Iniciativas tão extremas, no entanto, tendem a ser ineficazes, como explica Luciane. Ela lembra que a “Cracolândia” é composta por pessoas que apenas circulam em busca de drogas e outras que acabaram se estabelecendo na própria região. Essas últimas, segundo ela, apresentam um histórico de problemas sociais.

“Tem muito a questão da vulnerabilidade social ali, da pobreza. Essas pessoas vêm de famílias com problemas, muitas vezes fugindo. Você não pode trabalhar a partir da perspectiva de apenas internar aquelas pessoas porque eles não têm para onde voltar”, afirma.

Para Luciane, é preciso haver esforços integrados, que não trabalhem apenas na perspectiva de tirar as pessoas da região.

“A fórmula para isso já é sabida. A dificuldade é implementar a integração entre saúde e assistência social, habitação, programas que vão desde possibilitar mais vagas em abrigos, albergues, lugares com possibilidade de inserção social, e ampliação da rede de tratamento, com equipes de rua, baseadas no vínculo, a questão dos redutores de danos, agentes comunitários”, diz.

Para Gomes, é importante que haja ações do poder público, mas as medidas devem respeitar as diferenças entre os usuários. Nesse sentido, ele critica o Centro Legal, que se baseia na abstinência total e, principalmente, na urgência em retirá-las do espaço.

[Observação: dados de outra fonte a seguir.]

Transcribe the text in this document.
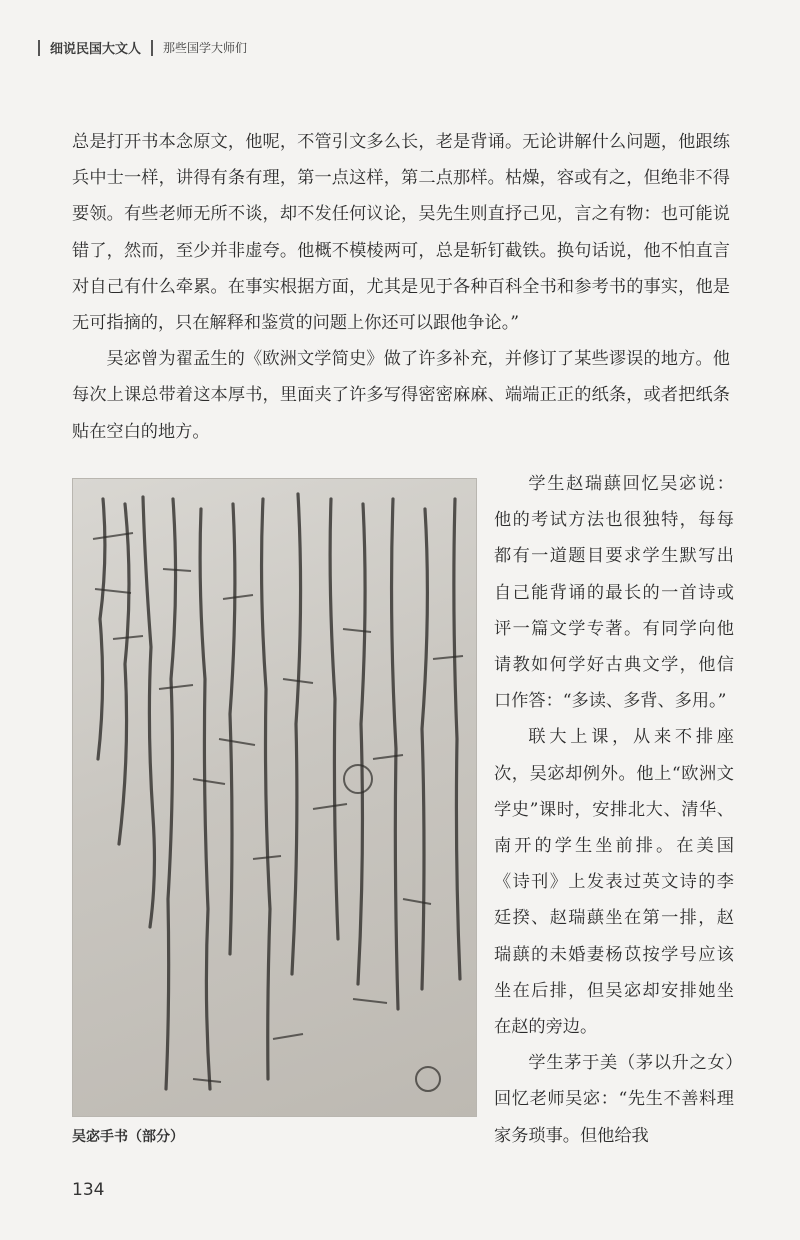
细说民国大文人 那些国学大师们

总是打开书本念原文，他呢，不管引文多么长，老是背诵。无论讲解什么问题，他跟练兵中士一样，讲得有条有理，第一点这样，第二点那样。枯燥，容或有之，但绝非不得要领。有些老师无所不谈，却不发任何议论，吴先生则直抒己见，言之有物：也可能说错了，然而，至少并非虚夸。他概不模棱两可，总是斩钉截铁。换句话说，他不怕直言对自己有什么牵累。在事实根据方面，尤其是见于各种百科全书和参考书的事实，他是无可指摘的，只在解释和鉴赏的问题上你还可以跟他争论。”

吴宓曾为翟孟生的《欧洲文学简史》做了许多补充，并修订了某些谬误的地方。他每次上课总带着这本厚书，里面夹了许多写得密密麻麻、端端正正的纸条，或者把纸条贴在空白的地方。

吴宓手书（部分）

学生赵瑞蕻回忆吴宓说：他的考试方法也很独特，每每都有一道题目要求学生默写出自己能背诵的最长的一首诗或评一篇文学专著。有同学向他请教如何学好古典文学，他信口作答：“多读、多背、多用。”

联大上课，从来不排座次，吴宓却例外。他上“欧洲文学史”课时，安排北大、清华、南开的学生坐前排。在美国《诗刊》上发表过英文诗的李廷揆、赵瑞蕻坐在第一排，赵瑞蕻的未婚妻杨苡按学号应该坐在后排，但吴宓却安排她坐在赵的旁边。

学生茅于美（茅以升之女）回忆老师吴宓：“先生不善料理家务琐事。但他给我

134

“Essas pessoas que constituem o espaço da Cracolândia têm vários rompimentos da vida que estão bem concretizados. Estão distantes da família, não têm nenhuma inserção no mercado de trabalho, problemas com a Justiça, de saúde. Muitas vezes esse tempo urgente da Prefeitura não é o mesmo tempo dos usuários e muitas ações acabam sendo inócuas”, avalia.

Uma alternativa mais eficaz do que a internação, para o presidente do Centro é de Lei, é a aposta em ações graduais de acolhimento.

“Acho que é abrir espaço de acolhimento para eles na região da Cracolândia seria ideal. Um espaço para eles tomarem banho, cuidarem das próprias coisas, poderem relaxar, terem com quem conversar. E são espaços de baixo patamar de exigência, que não exigem que ele tenha parado de usar, que esteja limpo ou que queira se tratar para freqüentar esse espaço”, argumenta.

Para Gomes, se não houver alternativas para os usuários, eles apenas migrarão para outra “Cracolândia”.

“Se o projeto for pra frente, vão desapropriar, demolir e os usuários vão continuar em situação de rua, fumando pedra, vendendo pedra e se prostituindo. Essa população vai acabar migrando para outras regiões, e não sei se vai continuar esse esforço tão grande da Prefeitura em fazer coisas com eles porque aí não vai estar influenciando o projeto urbanístico”, afirma.

A gente sabe que tem que ter diálogo, se não só tem exclusão. É importante o debate para trazer essa população para a visibilidade”, afirma Anderson Anderson Lopes Miranda, do Movimento Nacional da População de Rua.